A Braces will not affect your lifestyle, but there will be a short adjustment period while you get used to your new appliances. You may feel that your speech is a little different, but that will change in just a few days.
We recommended wearing a mouth guard for contact sports or other rough activities. Ask for one at the office – it’s complimentary.
Braces should not interfere with playing an instrument, though there may be a period of adjustment. Orthodontic wax will be provided to prevent discomfort. Practicing will help ease the transition.
Q Do I need to see my dentist while in braces?
A Yes. Regular visits with your dentist are essential and may need occur more frequently. Be sure to check with your dentist.

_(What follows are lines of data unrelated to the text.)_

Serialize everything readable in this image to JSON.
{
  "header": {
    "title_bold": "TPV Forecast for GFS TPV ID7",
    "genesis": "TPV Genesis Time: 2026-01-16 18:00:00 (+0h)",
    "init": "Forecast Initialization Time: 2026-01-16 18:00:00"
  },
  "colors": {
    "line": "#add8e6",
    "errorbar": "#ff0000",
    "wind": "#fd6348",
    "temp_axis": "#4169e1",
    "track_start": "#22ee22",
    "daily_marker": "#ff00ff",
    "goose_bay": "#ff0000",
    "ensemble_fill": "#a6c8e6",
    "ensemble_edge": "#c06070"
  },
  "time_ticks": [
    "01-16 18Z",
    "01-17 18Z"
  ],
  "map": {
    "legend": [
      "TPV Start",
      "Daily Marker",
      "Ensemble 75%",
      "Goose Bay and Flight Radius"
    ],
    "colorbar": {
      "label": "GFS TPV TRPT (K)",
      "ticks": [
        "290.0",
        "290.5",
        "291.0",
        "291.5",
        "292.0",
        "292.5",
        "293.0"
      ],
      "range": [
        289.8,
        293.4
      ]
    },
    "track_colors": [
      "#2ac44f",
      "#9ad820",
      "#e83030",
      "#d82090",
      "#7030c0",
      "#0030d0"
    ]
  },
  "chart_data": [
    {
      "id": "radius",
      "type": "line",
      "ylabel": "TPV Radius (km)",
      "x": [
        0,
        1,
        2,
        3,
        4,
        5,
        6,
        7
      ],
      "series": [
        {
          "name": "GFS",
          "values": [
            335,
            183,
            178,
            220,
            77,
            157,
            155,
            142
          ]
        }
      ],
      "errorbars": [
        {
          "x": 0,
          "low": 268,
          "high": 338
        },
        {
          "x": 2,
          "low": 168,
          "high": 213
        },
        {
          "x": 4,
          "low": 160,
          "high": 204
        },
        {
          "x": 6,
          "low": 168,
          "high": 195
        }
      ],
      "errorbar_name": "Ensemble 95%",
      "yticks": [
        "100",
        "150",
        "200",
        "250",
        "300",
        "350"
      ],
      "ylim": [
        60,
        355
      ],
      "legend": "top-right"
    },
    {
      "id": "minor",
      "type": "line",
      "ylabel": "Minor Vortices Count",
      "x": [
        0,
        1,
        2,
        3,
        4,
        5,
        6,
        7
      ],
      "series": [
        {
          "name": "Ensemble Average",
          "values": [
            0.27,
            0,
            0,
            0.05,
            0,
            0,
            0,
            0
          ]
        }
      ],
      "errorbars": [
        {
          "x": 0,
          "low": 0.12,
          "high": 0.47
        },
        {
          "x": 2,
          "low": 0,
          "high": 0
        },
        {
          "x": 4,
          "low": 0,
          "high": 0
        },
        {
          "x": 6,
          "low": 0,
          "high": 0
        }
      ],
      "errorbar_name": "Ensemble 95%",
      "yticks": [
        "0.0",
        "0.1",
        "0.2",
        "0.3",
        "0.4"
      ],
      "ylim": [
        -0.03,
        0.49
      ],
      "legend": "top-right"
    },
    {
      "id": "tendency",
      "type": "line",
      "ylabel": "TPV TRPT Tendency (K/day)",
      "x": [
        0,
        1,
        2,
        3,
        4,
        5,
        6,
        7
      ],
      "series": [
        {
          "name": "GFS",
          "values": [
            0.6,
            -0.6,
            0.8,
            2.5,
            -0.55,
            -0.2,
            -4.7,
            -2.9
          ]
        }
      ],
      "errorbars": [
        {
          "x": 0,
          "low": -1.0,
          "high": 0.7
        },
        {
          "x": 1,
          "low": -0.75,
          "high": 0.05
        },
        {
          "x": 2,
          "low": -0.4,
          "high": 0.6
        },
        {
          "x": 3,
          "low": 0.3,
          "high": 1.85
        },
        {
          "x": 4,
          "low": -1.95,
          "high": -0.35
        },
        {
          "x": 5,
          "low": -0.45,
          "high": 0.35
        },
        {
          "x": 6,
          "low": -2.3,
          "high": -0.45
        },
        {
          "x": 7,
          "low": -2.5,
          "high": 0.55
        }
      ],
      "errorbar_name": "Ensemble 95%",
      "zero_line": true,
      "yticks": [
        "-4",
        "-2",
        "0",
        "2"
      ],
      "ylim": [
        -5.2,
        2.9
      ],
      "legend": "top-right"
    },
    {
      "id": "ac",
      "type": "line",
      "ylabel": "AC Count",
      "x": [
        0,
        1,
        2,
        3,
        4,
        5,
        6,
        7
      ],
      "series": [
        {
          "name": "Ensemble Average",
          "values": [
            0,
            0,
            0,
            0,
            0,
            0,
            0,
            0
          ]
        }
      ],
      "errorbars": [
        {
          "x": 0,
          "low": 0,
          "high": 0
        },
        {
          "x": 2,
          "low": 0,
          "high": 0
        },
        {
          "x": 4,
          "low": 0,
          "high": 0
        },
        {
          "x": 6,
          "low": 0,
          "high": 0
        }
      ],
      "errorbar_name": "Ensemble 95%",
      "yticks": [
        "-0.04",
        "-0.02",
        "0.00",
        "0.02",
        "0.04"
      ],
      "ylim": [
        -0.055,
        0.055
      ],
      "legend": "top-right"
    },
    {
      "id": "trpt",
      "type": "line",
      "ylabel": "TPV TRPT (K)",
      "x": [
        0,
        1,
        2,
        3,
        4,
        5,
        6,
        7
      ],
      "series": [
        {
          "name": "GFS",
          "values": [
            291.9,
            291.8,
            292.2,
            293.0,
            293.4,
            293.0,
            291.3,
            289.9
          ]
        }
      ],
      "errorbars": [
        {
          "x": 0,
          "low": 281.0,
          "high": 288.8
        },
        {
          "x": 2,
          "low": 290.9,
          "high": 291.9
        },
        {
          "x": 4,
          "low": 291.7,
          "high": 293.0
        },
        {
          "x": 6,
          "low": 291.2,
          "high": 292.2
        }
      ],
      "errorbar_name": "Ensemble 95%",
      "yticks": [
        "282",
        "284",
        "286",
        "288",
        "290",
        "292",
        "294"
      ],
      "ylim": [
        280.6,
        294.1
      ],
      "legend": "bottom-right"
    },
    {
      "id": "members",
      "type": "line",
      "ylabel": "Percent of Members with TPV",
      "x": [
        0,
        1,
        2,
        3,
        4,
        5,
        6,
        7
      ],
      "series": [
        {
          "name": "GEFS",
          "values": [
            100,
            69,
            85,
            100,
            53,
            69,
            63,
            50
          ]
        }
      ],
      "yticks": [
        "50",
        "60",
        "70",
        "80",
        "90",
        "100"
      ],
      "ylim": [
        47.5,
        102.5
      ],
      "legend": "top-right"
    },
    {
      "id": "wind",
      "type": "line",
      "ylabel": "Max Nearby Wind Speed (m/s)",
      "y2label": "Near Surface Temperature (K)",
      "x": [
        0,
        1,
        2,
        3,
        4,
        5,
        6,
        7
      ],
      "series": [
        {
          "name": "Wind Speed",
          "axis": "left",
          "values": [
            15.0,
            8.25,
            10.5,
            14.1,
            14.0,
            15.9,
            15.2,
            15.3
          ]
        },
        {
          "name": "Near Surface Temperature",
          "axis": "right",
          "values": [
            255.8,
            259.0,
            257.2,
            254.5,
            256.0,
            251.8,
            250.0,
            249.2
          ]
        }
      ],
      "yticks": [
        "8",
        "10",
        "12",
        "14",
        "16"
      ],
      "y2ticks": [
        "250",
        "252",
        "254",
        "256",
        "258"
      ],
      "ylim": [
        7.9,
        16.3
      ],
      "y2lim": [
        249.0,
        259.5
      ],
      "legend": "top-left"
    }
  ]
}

Q How long do I have to wear braces?
A It depends on the individual. Although minor tooth movement may be resolved in a year or less, complex cases may take two or more years.
Q Can a retainer correct the alignment of my teeth?
A No. Retainers are designed to keep teeth in their new positions after active orthodontic treatment. They are not meant to move teeth.
Q How long will I have to wear my retainers?
A Typically, patients wear a retainer full-time for twelve months following active orthodontic treatment and nightly thereafter to keep the teeth from shifting toward their original positions.
Q Are your instruments sterilized?
A Yes. Instruments are sterilized after each and every use in compliance with OSHA standards.
Q What about infection control?
A We protect our patients from disease transmission by using Universal Precautions such as masks, gloves and eye protection. Everything is up to OSHA standards.